En el baño y sin zapatos
– ¿En quién le ha gustado mirarse o inspirarse? ¿Ha habido algún maestro en concreto?
– El mejor actor del mundo es Meryl Streep.
 
– Querrá decir actriz.
– Actor [enfáticamente]. Siempre pienso que cada trabajo que hago me gustaría que fuera tan creíble y detallista como los suyos. Me miro en ese espejo. Y he tenido un gran maestro: Juan Pastor. Me dio clases en la Resad. Ahora dirige su propia compañía, La Guindalera. Sabe tanto que en una frase es capaz de ver todo un mundo oculto. Sus clases me ponían la carne de gallina.
 
– Cuando prepara un papel a solas en su casa. ¿Tiene algún tic que forme parte de su ritual?
– Nunca pongo música y nunca me pongo delante de un espejo. Como te gusta verte, empiezas a hacer gestitos. Eso lo tengo prohibido. Siempre estudio descalza y sentada en el suelo del baño. El baño es un lugar pequeño, cerrado y que me da la sensación de transporte, de estar en otro lado. Eso me centra.
 
– Su carrera en las pantallas de habla no hispana se inició en 2001 con la película independiente ‘Jump Tomorrow’. ¿Cómo era su inglés por entonces?

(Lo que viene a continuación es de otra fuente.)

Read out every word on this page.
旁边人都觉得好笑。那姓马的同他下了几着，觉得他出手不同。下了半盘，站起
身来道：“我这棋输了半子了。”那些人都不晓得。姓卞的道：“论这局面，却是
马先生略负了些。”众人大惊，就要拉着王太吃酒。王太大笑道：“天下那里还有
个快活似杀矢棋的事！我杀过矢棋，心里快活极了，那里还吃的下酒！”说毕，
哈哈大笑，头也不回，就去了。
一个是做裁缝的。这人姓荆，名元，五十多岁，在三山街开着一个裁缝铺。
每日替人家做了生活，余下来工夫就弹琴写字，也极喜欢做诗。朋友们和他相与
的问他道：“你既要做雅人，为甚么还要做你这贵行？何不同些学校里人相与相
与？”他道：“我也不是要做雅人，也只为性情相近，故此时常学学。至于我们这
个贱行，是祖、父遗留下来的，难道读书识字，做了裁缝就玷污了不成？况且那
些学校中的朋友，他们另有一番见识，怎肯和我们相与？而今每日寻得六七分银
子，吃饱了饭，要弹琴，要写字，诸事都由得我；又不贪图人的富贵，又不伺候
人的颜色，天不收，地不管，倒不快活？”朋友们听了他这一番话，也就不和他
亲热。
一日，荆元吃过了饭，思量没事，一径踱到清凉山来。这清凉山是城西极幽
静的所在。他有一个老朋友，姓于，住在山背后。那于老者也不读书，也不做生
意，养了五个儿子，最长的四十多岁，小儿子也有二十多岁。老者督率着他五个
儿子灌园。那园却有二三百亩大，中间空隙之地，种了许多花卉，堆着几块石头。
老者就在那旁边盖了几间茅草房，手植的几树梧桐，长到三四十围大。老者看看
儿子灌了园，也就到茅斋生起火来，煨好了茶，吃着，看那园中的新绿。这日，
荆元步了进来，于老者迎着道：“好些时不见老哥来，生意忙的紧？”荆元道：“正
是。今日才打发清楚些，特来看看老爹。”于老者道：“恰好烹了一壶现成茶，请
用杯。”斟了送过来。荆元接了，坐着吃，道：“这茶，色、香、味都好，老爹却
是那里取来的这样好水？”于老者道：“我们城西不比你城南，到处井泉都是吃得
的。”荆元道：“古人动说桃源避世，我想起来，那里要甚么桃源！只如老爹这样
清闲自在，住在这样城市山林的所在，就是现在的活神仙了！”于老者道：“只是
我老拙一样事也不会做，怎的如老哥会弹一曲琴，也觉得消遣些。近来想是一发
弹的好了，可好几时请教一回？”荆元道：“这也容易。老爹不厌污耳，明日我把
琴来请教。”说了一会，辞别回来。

– Bueno. Lo había estudiado desde pequeña. En Argentina se le da mucha importancia. Además, no se doblan las películas y el oído está muy acostumbrado. Aunque jamás pensé que lo utilizaría en mi trabajo. Yo me moría por ser actriz, meterme en la piel de otras, pero el cine y la tele no pasaban de sueño irrealizable. Jamás pensé que sería actriz de cine o una persona famosa.
 
 

 
 
 
– Sus incursiones en el cine francés tampoco son mancas. Premio Salamandra de Oro en el Festival de Sarlat por su papel de María en ‘Las chicas de la sexta planta’ (2010). ¿Cómo sienta que la premien a una fuera?

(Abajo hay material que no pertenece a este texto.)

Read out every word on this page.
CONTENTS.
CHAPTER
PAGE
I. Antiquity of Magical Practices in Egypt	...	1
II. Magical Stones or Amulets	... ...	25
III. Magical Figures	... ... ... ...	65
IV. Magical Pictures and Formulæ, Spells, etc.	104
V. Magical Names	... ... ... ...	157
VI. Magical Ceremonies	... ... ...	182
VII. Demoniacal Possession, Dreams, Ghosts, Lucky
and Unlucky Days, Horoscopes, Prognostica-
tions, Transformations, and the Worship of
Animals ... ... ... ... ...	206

– Jolín. Sienta de maravilla, especialmente porque no me invitaron. Creo que jamás pensaron que una española podía llevárselo. Fue fantástico darles en las narices con el premio.
 
– Ustedes eran como la contrarresistencia española en una buhardilla de París. Carmen Maura se llevó el César por esta película. ¿Cómo se trabaja con ella?
Si Darín es como mi hermano, Carmen es como mi tía. Yo ya trabajé con ella en mi segunda película, Carretera y manta. Tenía mucho peso encima porque había recibido críticas muy buenas de mi primer trabajo, y la responsabilidad podía conmigo. Carmen me acogió y casi diría que me adoptó. Admiro su capacidad para actuar, incluso para ver la vida, desde la óptica de una niña pequeña. Eso es muy divertido.
 
– ¿Cómo cambia el día a día de Natalia Verbeke cuando trabaja en televisión?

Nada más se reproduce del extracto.